L’idea è partire da Milano per espandersi. Rispetto all’analisi dei provvedimenti giudiziari di allontanamento dei minori dalla madre, il possibile coinvolgimento della Corte d’Appello (il cui distretto è formato anche dai Tribunali ordinari di Busto Arsizio, Como, Lecco, Lodi, Monza, Pavia, Sondrio e Varese), con cui speriamo di lavorare a breve, è immaginato proprio in questa direzione. Poi, confidiamo coinvolgere altri distretti, anche in altre regioni d’Italia, con cui abbiamo già allacciato saldi contatti per altre iniziative.
Le statistiche che emergeranno dalla ricerca saranno preziose a livello generale. Grazie ai dati sarà possibile individuare una lista di fattori di rischio delle consulenze tecniche d’ufficio, da distribuire nei tribunali. Sempre partendo dai dati, abbiamo l’obiettivo di creare percorsi di formazione per magistrati (pensiamo alla Scuola superiore della Magistratura), docenti, operatori e operatrici di settore, che diffondano la cultura gender sensitive, favoriscano la circolazione di buone prassi e discutano il possibile uso distorto delle consulenze tecniche sull’alienazione parentale. Potrebbe essere molto utile anche parlarne nelle scuole, provando ad avvicinare le famiglie.
Anche per quanto riguarda le lezioni nelle scuole, l’idea è partire da Milano per impostare un metodo didattico esportabile in tutta Italia.
Il progetto si avvale della collaborazione di associazioni del terzo settore…

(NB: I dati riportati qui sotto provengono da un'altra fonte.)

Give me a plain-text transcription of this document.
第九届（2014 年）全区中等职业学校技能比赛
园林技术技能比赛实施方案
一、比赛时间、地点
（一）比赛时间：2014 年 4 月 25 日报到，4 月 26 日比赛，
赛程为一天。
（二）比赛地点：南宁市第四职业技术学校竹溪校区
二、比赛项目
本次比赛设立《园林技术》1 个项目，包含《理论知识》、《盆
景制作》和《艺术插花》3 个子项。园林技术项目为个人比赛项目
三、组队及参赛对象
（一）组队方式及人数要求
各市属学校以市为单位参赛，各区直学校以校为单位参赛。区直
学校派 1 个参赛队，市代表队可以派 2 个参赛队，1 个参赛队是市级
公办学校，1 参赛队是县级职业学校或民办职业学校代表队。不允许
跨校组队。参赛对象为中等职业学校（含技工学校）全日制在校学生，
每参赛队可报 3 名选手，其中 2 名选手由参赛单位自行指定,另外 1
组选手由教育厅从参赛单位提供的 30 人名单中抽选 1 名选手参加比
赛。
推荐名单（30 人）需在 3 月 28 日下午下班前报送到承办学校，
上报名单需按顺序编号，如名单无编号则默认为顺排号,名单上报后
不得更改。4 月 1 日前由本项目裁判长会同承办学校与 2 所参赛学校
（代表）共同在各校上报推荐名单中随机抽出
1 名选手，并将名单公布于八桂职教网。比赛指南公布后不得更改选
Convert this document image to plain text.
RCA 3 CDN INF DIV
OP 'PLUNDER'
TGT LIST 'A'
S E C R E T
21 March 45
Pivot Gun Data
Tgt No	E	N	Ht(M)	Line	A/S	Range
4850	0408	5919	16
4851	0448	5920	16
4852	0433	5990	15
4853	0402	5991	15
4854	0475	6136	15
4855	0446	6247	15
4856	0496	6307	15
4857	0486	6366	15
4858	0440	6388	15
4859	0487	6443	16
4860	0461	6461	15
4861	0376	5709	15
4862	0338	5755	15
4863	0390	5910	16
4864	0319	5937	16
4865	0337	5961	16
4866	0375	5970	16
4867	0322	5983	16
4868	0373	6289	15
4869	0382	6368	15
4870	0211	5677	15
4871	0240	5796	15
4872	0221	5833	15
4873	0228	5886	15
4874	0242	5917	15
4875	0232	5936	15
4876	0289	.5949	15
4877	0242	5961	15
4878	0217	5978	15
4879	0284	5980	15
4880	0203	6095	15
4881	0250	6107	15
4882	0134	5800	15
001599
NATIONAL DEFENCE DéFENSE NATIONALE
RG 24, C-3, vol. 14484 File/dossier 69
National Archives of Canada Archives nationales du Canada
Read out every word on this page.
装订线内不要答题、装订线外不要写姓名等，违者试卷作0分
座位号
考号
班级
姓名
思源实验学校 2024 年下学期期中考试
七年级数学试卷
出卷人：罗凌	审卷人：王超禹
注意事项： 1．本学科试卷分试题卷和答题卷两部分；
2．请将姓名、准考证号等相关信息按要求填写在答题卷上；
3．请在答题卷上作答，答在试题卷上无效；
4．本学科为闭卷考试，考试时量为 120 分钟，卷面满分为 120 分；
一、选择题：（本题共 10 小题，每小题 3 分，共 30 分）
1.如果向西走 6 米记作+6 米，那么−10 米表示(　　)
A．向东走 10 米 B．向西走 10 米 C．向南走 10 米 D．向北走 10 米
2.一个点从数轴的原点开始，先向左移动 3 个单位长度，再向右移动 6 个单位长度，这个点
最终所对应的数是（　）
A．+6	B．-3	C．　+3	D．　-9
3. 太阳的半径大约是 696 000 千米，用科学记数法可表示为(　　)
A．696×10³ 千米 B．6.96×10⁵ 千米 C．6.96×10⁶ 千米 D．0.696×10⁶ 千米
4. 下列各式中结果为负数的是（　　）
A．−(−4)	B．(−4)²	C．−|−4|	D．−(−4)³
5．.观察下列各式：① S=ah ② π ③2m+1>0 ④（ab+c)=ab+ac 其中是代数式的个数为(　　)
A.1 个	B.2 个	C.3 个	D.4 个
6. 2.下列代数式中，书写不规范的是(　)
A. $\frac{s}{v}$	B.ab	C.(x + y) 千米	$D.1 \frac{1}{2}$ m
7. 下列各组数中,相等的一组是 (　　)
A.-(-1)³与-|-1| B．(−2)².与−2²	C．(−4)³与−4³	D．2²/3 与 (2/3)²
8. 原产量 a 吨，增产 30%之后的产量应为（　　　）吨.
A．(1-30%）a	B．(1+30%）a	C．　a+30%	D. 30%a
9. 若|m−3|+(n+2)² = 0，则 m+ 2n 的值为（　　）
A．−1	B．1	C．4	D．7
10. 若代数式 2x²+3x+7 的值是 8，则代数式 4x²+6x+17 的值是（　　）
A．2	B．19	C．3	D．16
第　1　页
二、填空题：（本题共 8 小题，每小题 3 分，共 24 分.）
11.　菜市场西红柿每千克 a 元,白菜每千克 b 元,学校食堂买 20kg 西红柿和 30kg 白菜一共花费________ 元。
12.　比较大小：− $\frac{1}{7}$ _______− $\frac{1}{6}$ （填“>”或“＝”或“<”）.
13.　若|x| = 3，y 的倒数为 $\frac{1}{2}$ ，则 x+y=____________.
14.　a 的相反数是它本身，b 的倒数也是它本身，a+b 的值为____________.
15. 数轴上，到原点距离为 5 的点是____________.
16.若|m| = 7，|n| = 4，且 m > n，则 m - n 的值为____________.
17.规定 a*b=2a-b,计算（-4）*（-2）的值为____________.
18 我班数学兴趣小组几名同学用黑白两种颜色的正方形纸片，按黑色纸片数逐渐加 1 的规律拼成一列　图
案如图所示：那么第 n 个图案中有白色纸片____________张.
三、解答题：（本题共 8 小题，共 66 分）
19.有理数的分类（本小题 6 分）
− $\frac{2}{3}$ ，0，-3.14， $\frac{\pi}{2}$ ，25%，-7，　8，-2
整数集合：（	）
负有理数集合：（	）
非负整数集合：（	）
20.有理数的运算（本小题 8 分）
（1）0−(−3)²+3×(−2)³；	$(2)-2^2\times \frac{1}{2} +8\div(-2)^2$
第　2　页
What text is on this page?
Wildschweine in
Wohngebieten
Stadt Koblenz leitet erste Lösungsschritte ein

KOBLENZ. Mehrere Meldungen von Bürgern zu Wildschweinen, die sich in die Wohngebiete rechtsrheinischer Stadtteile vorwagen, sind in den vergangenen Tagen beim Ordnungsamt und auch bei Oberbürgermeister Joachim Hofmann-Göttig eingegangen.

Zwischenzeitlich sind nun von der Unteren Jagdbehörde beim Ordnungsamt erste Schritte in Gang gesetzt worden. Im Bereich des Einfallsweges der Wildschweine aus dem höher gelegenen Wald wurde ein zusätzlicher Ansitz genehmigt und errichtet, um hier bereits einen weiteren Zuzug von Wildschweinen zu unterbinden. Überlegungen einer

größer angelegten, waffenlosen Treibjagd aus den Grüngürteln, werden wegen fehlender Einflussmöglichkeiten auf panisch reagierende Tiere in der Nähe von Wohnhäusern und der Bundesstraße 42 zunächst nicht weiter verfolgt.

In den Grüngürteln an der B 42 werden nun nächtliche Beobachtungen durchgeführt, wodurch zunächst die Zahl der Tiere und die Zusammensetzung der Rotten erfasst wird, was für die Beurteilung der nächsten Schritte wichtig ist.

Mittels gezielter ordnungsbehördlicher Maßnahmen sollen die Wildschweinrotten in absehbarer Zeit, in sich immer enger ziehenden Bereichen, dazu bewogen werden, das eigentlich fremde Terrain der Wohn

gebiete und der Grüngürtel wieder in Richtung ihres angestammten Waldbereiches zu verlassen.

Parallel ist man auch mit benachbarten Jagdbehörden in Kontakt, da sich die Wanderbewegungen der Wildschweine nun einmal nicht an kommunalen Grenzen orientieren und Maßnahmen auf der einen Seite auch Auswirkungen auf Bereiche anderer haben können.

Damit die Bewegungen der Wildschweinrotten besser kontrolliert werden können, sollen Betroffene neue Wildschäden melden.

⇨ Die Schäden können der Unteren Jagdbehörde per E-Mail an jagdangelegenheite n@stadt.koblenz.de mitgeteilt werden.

Oltre a REA, che ci ha offerto una spinta preziosa, le ipotesi di collaborazione con associazioni del terzo settore sono molto concrete: nei nostri insegnamenti collaboriamo già con i centri antiviolenza, altre associazioni ed istituzioni (pensiamo alla magistratura e alle forze dell’ordine) che mettono in atto azioni a sostegno della donna che subisce violenza, dei suoi figli, o dell’uomo maltrattante. È una collaborazione importantissima anche per il progetto. Soprattutto per due motivi: tutti questi enti hanno (sebbene, nel caso delle istituzioni pubbliche, in modo ancora insufficiente) già uno sguardo gender sensitive; e poi, rispettando il principio assoluto dell’anonimato, possono aiutarci a raccogliere dati che possono allargare la visuale rispetto agli stereotipi di genere.